Hotel reservations drive Sabre's bookings rebound
Sabre CEO Sean Menke reported that a bookings recovery accelerated significantly in the second quarter, with strong hotel reservations continuing to drive the rebound.
“[We saw] the strongest sequential improvement since Q3 of 2020,” Menke told investors during the company’s second-quarter earnings call on Tuesday. “As has been the case since the start of the recovery, hotel CRS transactions are leading, down 22% in July versus 2019.”
Although domestic leisure demand has propelled the U.S. recovery thus far, Menke added that Sabre has seen corporate travel “green shoots.” Sabre said North America bookings at travel management companies improved by 20 percentage points versus April, and currently sit at nearly 50% of 2019 levels.
Still, Menke cautioned that “some recovery trends regressed in July,” citing impact from rising Covid case counts and concerns surrounding the delta variant.
“Case counts have correlated with a near-term impact on bookings,” said Menke. “The promising news is that as case counts and travel restrictions subside, the underlying travel demand trends remain encouraging, and we believe the overall recovery arc remains positive.
For the quarter, Sabre’s bookings totaled 57 million, a 60% decline from the same period in 2019.
Compared to 2019, net air bookings were down 65%, 62%, and 49% in April, May and June, respectively, and down 59% in the second quarter as whole.
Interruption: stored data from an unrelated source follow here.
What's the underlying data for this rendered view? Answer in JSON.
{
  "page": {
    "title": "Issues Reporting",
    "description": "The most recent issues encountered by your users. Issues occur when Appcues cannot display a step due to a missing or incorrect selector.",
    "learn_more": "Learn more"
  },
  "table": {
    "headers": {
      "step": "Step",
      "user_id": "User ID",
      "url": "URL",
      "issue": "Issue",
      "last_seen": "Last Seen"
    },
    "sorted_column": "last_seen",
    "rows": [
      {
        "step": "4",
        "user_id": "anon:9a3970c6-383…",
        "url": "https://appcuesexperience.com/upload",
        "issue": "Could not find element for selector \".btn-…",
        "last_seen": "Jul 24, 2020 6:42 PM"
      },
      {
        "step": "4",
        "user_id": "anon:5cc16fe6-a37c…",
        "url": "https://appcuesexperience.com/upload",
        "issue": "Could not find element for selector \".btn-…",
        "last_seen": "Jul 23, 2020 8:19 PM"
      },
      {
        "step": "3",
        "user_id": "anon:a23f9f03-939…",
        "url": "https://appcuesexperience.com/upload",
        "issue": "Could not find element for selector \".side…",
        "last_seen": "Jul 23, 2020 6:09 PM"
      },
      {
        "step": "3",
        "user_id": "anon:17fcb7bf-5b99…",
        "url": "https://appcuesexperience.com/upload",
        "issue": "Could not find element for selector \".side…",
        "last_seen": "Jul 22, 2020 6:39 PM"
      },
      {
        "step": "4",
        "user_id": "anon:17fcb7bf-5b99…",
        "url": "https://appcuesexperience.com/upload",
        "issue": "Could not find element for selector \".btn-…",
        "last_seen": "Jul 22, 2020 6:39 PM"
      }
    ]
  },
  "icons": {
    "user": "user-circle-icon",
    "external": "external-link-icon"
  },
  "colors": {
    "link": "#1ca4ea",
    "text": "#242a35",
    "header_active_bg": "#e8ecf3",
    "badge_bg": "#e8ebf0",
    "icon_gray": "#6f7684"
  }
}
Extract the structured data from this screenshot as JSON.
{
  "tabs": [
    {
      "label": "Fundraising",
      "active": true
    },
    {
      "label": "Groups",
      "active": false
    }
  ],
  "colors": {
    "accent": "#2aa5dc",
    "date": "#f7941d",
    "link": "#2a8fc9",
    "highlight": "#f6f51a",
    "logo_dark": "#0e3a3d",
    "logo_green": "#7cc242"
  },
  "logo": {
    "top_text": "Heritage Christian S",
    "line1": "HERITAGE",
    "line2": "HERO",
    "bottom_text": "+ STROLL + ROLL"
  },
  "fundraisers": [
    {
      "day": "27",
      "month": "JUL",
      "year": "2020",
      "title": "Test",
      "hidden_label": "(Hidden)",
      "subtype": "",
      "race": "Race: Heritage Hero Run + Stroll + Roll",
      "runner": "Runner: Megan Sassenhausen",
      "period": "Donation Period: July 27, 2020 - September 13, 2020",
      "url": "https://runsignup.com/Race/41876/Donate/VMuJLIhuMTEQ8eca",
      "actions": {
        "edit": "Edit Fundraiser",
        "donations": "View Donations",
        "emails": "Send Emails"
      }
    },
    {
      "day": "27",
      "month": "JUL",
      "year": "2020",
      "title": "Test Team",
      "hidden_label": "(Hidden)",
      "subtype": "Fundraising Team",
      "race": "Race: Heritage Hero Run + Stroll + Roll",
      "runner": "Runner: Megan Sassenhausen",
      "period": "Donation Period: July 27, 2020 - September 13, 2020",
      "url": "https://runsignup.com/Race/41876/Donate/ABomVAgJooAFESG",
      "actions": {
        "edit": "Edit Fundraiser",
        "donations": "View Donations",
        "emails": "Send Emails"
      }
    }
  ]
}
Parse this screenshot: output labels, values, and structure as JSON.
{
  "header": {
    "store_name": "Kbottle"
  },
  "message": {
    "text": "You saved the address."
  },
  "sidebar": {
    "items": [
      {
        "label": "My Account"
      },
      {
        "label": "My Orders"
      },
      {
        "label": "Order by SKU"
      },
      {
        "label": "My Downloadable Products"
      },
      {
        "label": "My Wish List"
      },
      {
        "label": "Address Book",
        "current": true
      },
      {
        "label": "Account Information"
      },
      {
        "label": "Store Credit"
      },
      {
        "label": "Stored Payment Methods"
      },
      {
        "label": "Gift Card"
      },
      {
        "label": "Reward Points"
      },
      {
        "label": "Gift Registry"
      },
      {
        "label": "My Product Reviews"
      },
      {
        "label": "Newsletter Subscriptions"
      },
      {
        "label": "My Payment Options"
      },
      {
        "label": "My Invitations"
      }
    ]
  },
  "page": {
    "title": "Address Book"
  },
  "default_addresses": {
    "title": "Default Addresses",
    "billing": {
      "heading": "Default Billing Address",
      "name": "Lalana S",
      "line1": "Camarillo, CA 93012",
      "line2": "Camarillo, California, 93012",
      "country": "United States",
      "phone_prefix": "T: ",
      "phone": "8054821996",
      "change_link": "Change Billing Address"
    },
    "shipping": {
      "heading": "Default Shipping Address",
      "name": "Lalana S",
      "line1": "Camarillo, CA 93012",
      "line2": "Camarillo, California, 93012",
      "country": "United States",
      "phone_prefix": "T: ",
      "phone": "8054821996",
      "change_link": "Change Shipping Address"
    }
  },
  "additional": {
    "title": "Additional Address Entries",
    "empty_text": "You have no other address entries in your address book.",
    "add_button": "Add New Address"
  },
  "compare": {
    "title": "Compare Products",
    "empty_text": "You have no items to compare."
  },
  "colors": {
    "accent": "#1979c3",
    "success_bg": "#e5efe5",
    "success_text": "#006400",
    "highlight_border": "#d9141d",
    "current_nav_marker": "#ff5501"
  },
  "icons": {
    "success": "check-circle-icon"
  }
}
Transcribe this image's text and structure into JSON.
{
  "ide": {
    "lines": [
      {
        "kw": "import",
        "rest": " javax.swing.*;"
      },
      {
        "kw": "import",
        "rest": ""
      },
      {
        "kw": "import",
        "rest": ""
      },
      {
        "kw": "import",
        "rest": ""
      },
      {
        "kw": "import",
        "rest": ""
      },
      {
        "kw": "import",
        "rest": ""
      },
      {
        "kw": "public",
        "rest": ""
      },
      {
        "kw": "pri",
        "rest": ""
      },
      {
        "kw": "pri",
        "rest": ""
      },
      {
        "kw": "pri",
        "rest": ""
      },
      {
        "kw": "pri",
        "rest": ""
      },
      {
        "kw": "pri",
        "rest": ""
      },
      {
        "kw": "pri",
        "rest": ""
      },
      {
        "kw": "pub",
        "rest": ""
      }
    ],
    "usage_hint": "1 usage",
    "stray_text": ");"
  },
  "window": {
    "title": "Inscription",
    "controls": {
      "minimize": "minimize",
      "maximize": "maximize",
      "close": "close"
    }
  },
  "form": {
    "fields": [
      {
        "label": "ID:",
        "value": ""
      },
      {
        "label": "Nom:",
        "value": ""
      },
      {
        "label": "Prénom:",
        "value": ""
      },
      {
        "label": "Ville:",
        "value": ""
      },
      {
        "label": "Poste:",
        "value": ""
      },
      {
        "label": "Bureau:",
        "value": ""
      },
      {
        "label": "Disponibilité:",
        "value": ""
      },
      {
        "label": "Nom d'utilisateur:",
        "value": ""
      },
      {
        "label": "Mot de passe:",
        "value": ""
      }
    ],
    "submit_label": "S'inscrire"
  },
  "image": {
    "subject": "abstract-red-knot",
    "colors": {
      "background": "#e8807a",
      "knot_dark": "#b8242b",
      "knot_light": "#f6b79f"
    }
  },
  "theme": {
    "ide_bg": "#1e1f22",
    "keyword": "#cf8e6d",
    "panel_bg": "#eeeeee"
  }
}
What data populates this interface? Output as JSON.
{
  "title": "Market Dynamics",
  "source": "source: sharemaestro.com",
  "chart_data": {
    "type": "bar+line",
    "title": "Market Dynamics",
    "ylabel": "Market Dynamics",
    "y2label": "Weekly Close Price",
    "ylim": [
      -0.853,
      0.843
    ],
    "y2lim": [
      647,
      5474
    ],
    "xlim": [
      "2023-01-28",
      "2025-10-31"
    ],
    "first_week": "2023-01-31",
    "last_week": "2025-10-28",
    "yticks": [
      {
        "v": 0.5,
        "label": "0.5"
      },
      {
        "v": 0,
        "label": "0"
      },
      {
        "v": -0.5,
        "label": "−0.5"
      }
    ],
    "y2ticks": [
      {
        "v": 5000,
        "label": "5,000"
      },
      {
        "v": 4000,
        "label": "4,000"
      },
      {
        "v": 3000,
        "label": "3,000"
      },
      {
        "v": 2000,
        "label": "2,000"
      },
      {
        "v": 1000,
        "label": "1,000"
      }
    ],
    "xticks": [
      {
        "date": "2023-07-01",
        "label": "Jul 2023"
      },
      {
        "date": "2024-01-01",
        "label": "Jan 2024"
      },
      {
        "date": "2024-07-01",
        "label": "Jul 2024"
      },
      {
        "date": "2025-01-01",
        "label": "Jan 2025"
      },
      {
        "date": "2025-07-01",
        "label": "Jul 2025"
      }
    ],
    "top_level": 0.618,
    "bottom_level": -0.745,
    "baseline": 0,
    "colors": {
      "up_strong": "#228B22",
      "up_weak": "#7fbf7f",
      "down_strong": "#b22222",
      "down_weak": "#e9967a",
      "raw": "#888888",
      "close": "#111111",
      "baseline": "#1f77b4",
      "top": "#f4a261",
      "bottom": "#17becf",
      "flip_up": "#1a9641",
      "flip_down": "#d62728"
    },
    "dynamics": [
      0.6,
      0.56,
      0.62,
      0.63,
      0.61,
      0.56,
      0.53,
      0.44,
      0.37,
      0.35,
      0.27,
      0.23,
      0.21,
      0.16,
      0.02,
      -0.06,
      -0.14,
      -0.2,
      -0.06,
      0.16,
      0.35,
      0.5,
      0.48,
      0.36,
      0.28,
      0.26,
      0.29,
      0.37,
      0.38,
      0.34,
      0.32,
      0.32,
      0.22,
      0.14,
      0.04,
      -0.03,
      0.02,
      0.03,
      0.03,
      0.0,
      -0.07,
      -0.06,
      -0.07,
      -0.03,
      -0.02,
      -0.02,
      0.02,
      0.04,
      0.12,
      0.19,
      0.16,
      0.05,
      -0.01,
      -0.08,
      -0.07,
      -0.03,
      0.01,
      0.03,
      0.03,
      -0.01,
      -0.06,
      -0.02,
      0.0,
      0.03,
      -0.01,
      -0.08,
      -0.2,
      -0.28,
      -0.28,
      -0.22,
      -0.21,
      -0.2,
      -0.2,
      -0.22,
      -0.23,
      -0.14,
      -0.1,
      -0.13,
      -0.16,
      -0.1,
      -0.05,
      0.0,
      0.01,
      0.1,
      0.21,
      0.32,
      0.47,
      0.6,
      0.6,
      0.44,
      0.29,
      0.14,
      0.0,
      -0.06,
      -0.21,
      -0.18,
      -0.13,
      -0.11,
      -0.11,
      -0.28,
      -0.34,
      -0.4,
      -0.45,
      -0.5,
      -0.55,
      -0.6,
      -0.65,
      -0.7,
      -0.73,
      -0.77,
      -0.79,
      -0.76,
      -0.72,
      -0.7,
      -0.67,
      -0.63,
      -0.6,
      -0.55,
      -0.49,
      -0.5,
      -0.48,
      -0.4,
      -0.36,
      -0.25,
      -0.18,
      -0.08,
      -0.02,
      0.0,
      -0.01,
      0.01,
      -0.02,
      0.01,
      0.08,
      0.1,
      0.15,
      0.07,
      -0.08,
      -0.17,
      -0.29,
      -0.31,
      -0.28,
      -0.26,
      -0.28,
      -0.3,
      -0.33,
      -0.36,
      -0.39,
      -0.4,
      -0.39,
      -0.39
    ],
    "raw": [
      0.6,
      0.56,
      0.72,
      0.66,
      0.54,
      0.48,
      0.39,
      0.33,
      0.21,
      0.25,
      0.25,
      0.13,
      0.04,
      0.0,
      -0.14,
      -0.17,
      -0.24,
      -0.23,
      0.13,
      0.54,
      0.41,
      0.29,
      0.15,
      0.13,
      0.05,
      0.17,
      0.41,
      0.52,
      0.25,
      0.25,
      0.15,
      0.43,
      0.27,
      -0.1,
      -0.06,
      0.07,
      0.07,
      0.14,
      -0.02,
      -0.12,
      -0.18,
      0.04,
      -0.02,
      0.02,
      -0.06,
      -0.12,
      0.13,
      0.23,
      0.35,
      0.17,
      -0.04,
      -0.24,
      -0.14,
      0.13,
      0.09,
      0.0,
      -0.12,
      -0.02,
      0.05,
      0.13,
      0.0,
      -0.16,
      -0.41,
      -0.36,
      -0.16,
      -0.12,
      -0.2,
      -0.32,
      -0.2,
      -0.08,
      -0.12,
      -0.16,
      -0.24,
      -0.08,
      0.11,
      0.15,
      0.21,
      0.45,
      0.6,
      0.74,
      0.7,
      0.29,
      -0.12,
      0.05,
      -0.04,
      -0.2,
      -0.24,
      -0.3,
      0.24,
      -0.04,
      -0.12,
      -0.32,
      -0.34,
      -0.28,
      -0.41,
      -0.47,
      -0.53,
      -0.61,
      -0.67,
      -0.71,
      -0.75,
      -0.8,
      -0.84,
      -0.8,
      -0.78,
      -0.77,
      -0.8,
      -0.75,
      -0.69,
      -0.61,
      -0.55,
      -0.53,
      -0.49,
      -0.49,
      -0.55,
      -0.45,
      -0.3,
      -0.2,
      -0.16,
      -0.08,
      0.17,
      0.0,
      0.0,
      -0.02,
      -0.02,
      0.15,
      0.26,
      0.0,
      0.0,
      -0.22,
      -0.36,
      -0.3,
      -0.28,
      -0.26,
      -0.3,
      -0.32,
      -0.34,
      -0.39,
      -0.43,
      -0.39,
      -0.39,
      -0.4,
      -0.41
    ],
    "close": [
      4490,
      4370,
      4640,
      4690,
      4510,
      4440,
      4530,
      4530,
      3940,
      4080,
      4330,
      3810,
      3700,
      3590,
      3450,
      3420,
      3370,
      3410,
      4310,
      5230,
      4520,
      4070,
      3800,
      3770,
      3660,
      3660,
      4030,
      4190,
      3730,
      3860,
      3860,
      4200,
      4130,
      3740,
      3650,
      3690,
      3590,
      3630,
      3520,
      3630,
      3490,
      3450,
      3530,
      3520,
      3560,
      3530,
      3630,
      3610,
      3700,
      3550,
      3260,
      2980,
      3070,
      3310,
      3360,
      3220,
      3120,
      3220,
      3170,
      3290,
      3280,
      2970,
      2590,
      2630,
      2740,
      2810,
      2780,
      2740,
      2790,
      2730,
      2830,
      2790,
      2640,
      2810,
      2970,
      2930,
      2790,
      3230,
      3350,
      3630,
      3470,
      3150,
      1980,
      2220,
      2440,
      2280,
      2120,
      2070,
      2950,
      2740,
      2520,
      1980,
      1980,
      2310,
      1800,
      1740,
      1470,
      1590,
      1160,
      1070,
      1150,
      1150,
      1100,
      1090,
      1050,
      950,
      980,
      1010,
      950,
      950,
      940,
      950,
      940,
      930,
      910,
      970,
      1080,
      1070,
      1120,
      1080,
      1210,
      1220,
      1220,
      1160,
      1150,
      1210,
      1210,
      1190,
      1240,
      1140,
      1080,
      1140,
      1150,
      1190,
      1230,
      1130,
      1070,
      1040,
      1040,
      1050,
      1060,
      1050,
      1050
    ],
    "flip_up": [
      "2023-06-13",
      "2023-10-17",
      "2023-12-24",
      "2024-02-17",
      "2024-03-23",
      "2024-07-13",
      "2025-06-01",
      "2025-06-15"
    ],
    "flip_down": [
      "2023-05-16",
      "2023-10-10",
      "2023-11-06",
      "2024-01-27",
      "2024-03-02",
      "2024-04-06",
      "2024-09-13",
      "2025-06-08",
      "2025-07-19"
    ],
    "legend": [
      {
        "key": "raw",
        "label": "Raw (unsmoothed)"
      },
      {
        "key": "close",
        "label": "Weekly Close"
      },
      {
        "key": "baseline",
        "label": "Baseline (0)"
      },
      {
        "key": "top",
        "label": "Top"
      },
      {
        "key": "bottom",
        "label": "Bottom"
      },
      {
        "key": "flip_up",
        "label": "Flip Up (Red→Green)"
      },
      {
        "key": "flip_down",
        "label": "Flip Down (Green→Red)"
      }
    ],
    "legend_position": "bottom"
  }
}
North America — Sabre’s largest market — emerged as the standout region for air bookings, according to Menke, led by the U.S.
Passengers boarded totaled 104 million, down 43% from the second quarter of 2019.
Meanwhile, Sabre’s second-quarter revenue totaled $420 million, which Sabre executive vice president and CFO Doug Barnett called a “significant improvement” on 2020’s second-quarter revenue of $83 million.
Sabre’s net loss for the quarter totaled $168 million, compared with a net loss of $356 million in the second quarter of 2020.